After raging through the movie for most of its running time, the virus of pandemic madness eventually takes over the film entirely. The film's final 20 minutes are the loopiest and most freewheeling Aster has ever put on screen, a bloody, drunk-waltzing farce that would make the Coen brothers proud. As Sheriff Joe turns to face the world, the camera turns with him, and all we can hear is the breath rattling in his lungs.

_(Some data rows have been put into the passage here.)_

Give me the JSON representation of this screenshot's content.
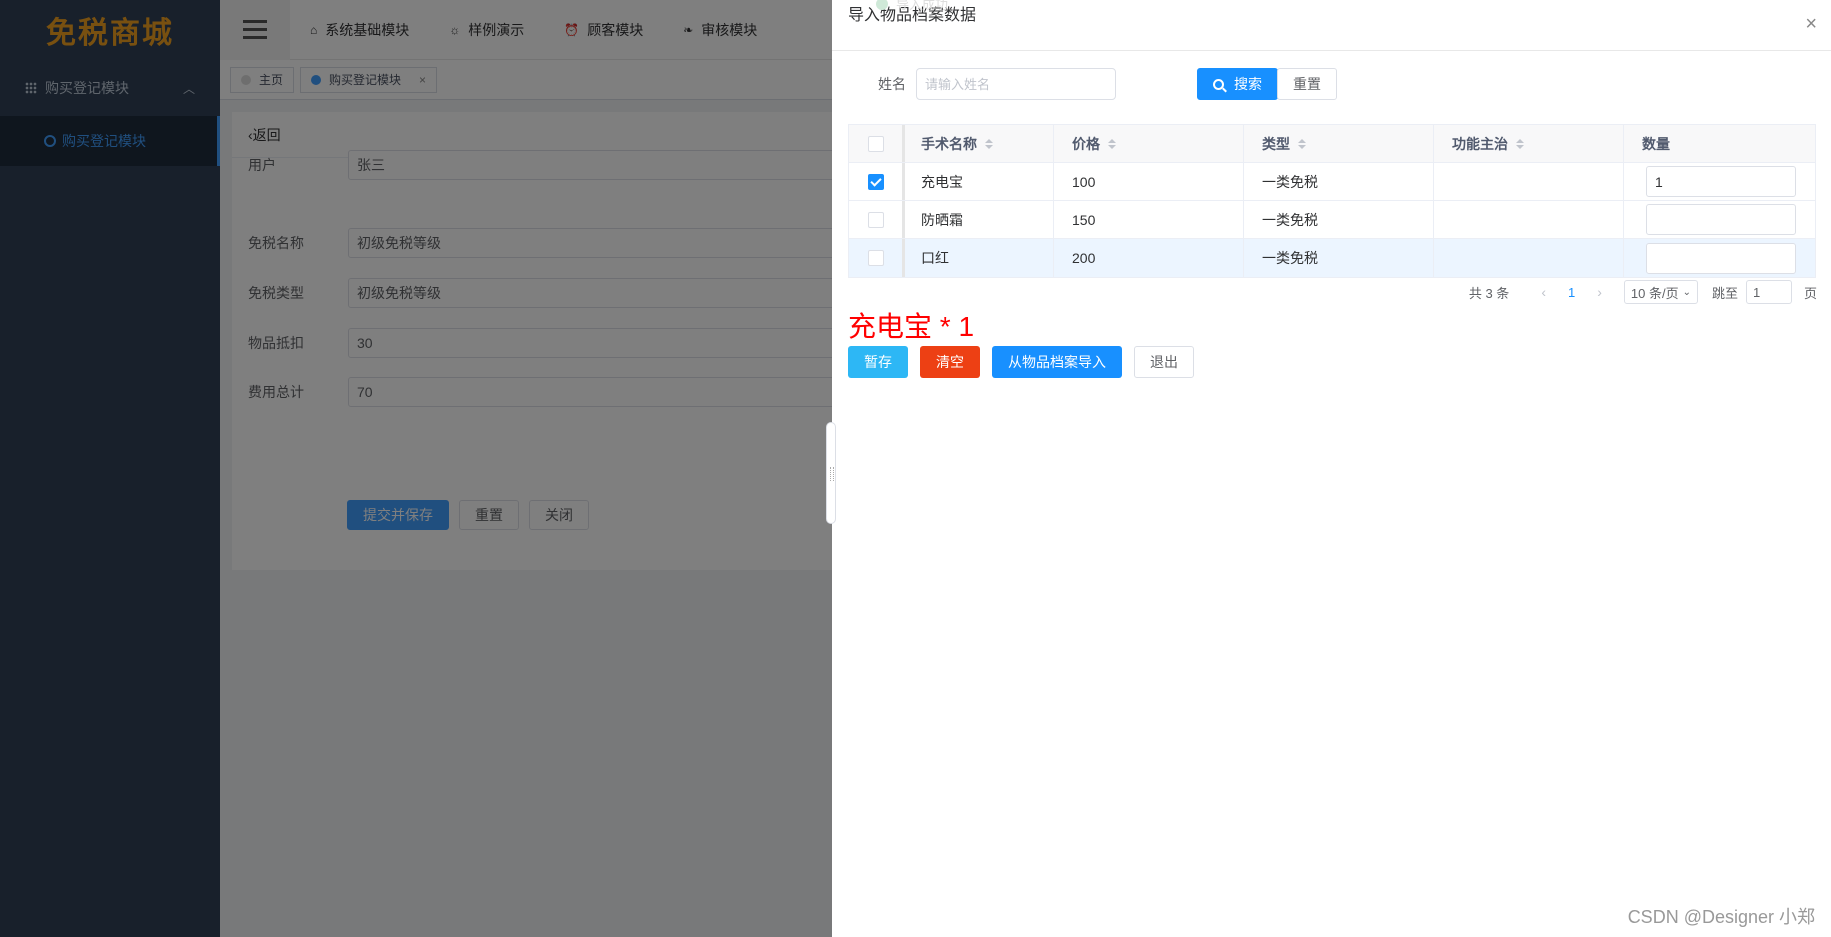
{
  "app": {
    "logo": "免税商城",
    "sidebar": {
      "group_label": "购买登记模块",
      "item_label": "购买登记模块"
    },
    "topnav": [
      {
        "label": "系统基础模块",
        "icon": "home-icon"
      },
      {
        "label": "样例演示",
        "icon": "bulb-icon"
      },
      {
        "label": "顾客模块",
        "icon": "alarm-icon"
      },
      {
        "label": "审核模块",
        "icon": "leaf-icon"
      }
    ],
    "tags": [
      {
        "label": "主页"
      },
      {
        "label": "购买登记模块"
      }
    ],
    "form": {
      "back_label": "返回",
      "fields": [
        {
          "label": "用户",
          "value": "张三"
        },
        {
          "label": "免税名称",
          "value": "初级免税等级"
        },
        {
          "label": "免税类型",
          "value": "初级免税等级"
        },
        {
          "label": "物品抵扣",
          "value": "30"
        },
        {
          "label": "费用总计",
          "value": "70"
        }
      ],
      "buttons": {
        "submit": "提交并保存",
        "reset": "重置",
        "close": "关闭"
      }
    }
  },
  "drawer": {
    "toast_ghost": "导入成功",
    "title": "导入物品档案数据",
    "search": {
      "label": "姓名",
      "placeholder": "请输入姓名",
      "search_button": "搜索",
      "reset_button": "重置"
    },
    "table": {
      "headers": [
        "手术名称",
        "价格",
        "类型",
        "功能主治",
        "数量"
      ],
      "rows": [
        {
          "checked": true,
          "name": "充电宝",
          "price": "100",
          "type": "一类免税",
          "func": "",
          "qty": "1"
        },
        {
          "checked": false,
          "name": "防晒霜",
          "price": "150",
          "type": "一类免税",
          "func": "",
          "qty": ""
        },
        {
          "checked": false,
          "name": "口红",
          "price": "200",
          "type": "一类免税",
          "func": "",
          "qty": ""
        }
      ]
    },
    "pagination": {
      "total": "共 3 条",
      "current": "1",
      "page_size": "10 条/页",
      "jump_label": "跳至",
      "jump_value": "1",
      "page_suffix": "页"
    },
    "summary": "充电宝 * 1",
    "actions": {
      "stash": "暂存",
      "clear": "清空",
      "import": "从物品档案导入",
      "quit": "退出"
    }
  },
  "watermark": "CSDN @Designer 小郑",
  "colors": {
    "primary": "#1890ff",
    "info": "#2db7f5",
    "danger": "#ed4014",
    "summary_red": "#ff0000",
    "sidebar_bg": "#304156"
  }
}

It's as if we've been sucked into his paranoid fever dream, one that we've never entirely woken up from.
At times, Eddington can be simply grating, and there's something a tad peevish about the way it paints people on both sides of the conflicts over mask-wearing and police brutality as equal irritants—you're practically inclined to wish that everyone would just shut up . The movie means to overwhelm, and it does, its frames packed with so many sight gags and reference points that it's impossible to take them all in on a single viewing, and only a masochist or a die-hard would return for a second look. (Fortunately, I'm both.) Aster's goal isn't to offer to catharsis but to diagnose a persistent social psychosis that lingers in the body politic, a kind of long COVID of the soul. It's a sickness for which there's no vaccine, no means of protecting ourselves, and keeping our distance only makes it worse.